Our manufactories, modes of travel, and internal commerce, have wrought such a change in this branch of our practice, that to-day, instead of making as many amputations as we do

operations on the skull for fracture, we probably, especially in the older States, make fifty times as many. And as we look into the future, we can see little hope of lessening the accidents which require major amputations. Those that require but the amputation of fingers, a hand, or at most an arm, we can reasonably hope will be greatly lessened by some safer method of coupling cars than by hand. This branch of surgery has increased out of all proportion to our increase in population; and it will continue to increase with the increase of manufactures, travel, and internal commerce. But while these are the sources from which spring so many cripples, they, too, are the sources to which cripples can almost always look for employment that will afford them a good support, however much they be maimed.

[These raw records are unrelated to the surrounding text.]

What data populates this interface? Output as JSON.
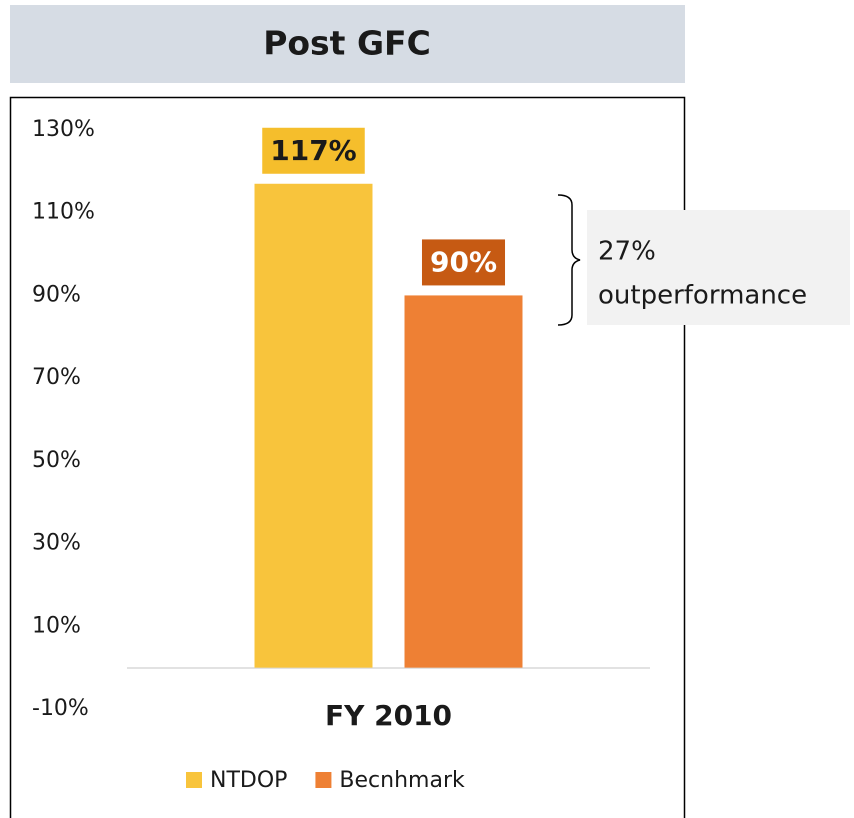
{
  "chart_data": {
    "type": "bar",
    "title": "Post GFC",
    "categories": [
      "FY 2010"
    ],
    "series": [
      {
        "name": "NTDOP",
        "color": "#f8c43c",
        "label_box": "#f5be2c",
        "label_text": "#1a1a1a",
        "values": [
          117
        ],
        "value_labels": [
          "117%"
        ]
      },
      {
        "name": "Becnhmark",
        "color": "#ee8034",
        "label_box": "#c65a13",
        "label_text": "#ffffff",
        "values": [
          90
        ],
        "value_labels": [
          "90%"
        ]
      }
    ],
    "ylim": [
      -10,
      130
    ],
    "yticks": [
      {
        "value": -10,
        "label": "-10%"
      },
      {
        "value": 10,
        "label": "10%"
      },
      {
        "value": 30,
        "label": "30%"
      },
      {
        "value": 50,
        "label": "50%"
      },
      {
        "value": 70,
        "label": "70%"
      },
      {
        "value": 90,
        "label": "90%"
      },
      {
        "value": 110,
        "label": "110%"
      },
      {
        "value": 130,
        "label": "130%"
      }
    ],
    "grid": false,
    "legend": "bottom",
    "annotation": {
      "lines": [
        "27%",
        "outperformance"
      ]
    }
  }
}
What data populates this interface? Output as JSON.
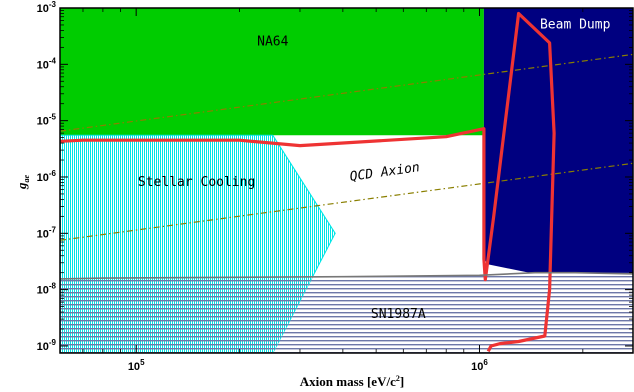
{
  "chart_data": {
    "type": "area",
    "xlabel": "Axion mass [eV/c",
    "xlabel_sup": "2",
    "xlabel_close": "]",
    "ylabel": "g",
    "ylabel_sub": "ae",
    "x_scale": "log",
    "y_scale": "log",
    "xlim": [
      60000,
      2800000
    ],
    "ylim": [
      7.5e-10,
      0.001
    ],
    "x_ticks": [
      {
        "value": 100000,
        "mant": "10",
        "exp": "5"
      },
      {
        "value": 1000000,
        "mant": "10",
        "exp": "6"
      }
    ],
    "y_ticks": [
      {
        "value": 0.001,
        "mant": "10",
        "exp": "-3"
      },
      {
        "value": 0.0001,
        "mant": "10",
        "exp": "-4"
      },
      {
        "value": 1e-05,
        "mant": "10",
        "exp": "-5"
      },
      {
        "value": 1e-06,
        "mant": "10",
        "exp": "-6"
      },
      {
        "value": 1e-07,
        "mant": "10",
        "exp": "-7"
      },
      {
        "value": 1e-08,
        "mant": "10",
        "exp": "-8"
      },
      {
        "value": 1e-09,
        "mant": "10",
        "exp": "-9"
      }
    ],
    "regions": [
      {
        "name": "NA64",
        "color": "#00cc00",
        "style": "filled",
        "points": [
          [
            60000,
            0.001
          ],
          [
            1030000,
            0.001
          ],
          [
            1030000,
            5.5e-06
          ],
          [
            60000,
            5.5e-06
          ]
        ]
      },
      {
        "name": "Beam Dump",
        "color": "#000080",
        "style": "filled",
        "points": [
          [
            1030000,
            0.001
          ],
          [
            2800000,
            0.001
          ],
          [
            2800000,
            1.9e-08
          ],
          [
            1450000,
            1.9e-08
          ],
          [
            1060000,
            2.8e-08
          ],
          [
            1030000,
            3.5e-08
          ]
        ]
      },
      {
        "name": "Stellar Cooling",
        "color": "#00e5e5",
        "style": "vertical-hatch",
        "points": [
          [
            60000,
            5.5e-06
          ],
          [
            250000,
            5.5e-06
          ],
          [
            380000,
            1e-07
          ],
          [
            250000,
            7.5e-10
          ],
          [
            60000,
            7.5e-10
          ]
        ]
      },
      {
        "name": "SN1987A",
        "color": "#6e78a8",
        "style": "horizontal-hatch",
        "points": [
          [
            60000,
            1.55e-08
          ],
          [
            400000,
            1.7e-08
          ],
          [
            1000000,
            1.8e-08
          ],
          [
            1450000,
            2e-08
          ],
          [
            2800000,
            2e-08
          ],
          [
            2800000,
            7.5e-10
          ],
          [
            60000,
            7.5e-10
          ]
        ]
      }
    ],
    "series": [
      {
        "name": "QCD Axion",
        "color": "#8a7f00",
        "style": "dash-dot",
        "x": [
          60000,
          2800000
        ],
        "y": [
          7.5e-08,
          1.75e-06
        ]
      },
      {
        "color": "#8a7f00",
        "style": "dash-dot",
        "x": [
          60000,
          2800000
        ],
        "y": [
          6.5e-06,
          0.00015
        ]
      },
      {
        "color": "#ee3333",
        "style": "solid",
        "x": [
          60000,
          70000,
          100000,
          200000,
          300000,
          800000,
          1030000,
          1030000,
          1040000,
          1100000,
          1300000,
          1600000,
          1650000,
          1600000,
          1550000,
          1300000,
          1150000,
          1080000,
          1060000
        ],
        "y": [
          4.3e-06,
          4.5e-06,
          4.5e-06,
          4.5e-06,
          3.6e-06,
          5.2e-06,
          7.2e-06,
          3.5e-08,
          1.5e-08,
          2e-07,
          0.0008,
          0.00024,
          6e-06,
          1e-08,
          1.5e-09,
          1.2e-09,
          1.1e-09,
          1e-09,
          8e-10
        ]
      },
      {
        "color": "#777777",
        "style": "solid",
        "x": [
          60000,
          80000,
          400000,
          1000000,
          1450000,
          1900000,
          2800000
        ],
        "y": [
          1.55e-08,
          1.6e-08,
          1.7e-08,
          1.8e-08,
          2e-08,
          2e-08,
          1.9e-08
        ]
      }
    ],
    "labels": [
      {
        "text": "NA64",
        "x": 250000,
        "y": 0.00025,
        "color": "#000000"
      },
      {
        "text": "Beam Dump",
        "x": 1900000,
        "y": 0.0005,
        "color": "#ffffff"
      },
      {
        "text": "Stellar Cooling",
        "x": 150000,
        "y": 8e-07,
        "color": "#000000"
      },
      {
        "text": "QCD Axion",
        "x": 530000,
        "y": 1.2e-06,
        "color": "#000000"
      },
      {
        "text": "SN1987A",
        "x": 580000,
        "y": 3.6e-09,
        "color": "#000000"
      }
    ]
  }
}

It can not be said now, because a man has lost an arm or a leg, or even both arms or both legs, that he might better be dead. In former times, when the peg-leg and the empty sleeve were the only alternatives for a man who had lost a limb, and heavy manual labor the only means of support, the loss of a member often consigned him to penury and want; and especially would the loss of both arms or of both legs deprive him, not only of all means of obtaining a livelihood, but of the ability to walk or to wait on himself. Not so at the present day. Men who have lost both arms drive spirited horses, operate the telegraph or the telephone, act as flagmen, &c., while those who have lost both legs walk our streets without exciting suspicion that they have artificial limbs. They act as engineers, telegraphoperators, book-keepers, and in many other capacities, for which services they obtain not only a support, but accumulate a competency for old age. In our modern civilization, there is something for every man to do, if he will, whether he have limbs or not. While comparatively few of those who graduate at our medical colleges will make operative surgery any considerable part of their practice, the day has gone by when the educated physician can hope, through a lifetime, to steer clear of all connection, direct or indirect, with the question of amputation. Some will aim in the beginning of their professional life to

secure a surgical practice, especially in amputations. Others will be drawn into it by the people and by their older professional brethren. Others, living on the line of some railway, will of necessity be called to attend those injured at their very doors; and, when not expected to operate, many will be called upon by friends to examine and pass judgment on the propriety of operation. Any man who has ever had the name of doctor will be liable to be consulted upon the question of amputation. So, do what we will, live where we may, the doctor of medicine must know something more about the results, at least, of operations of this character, than the people at large.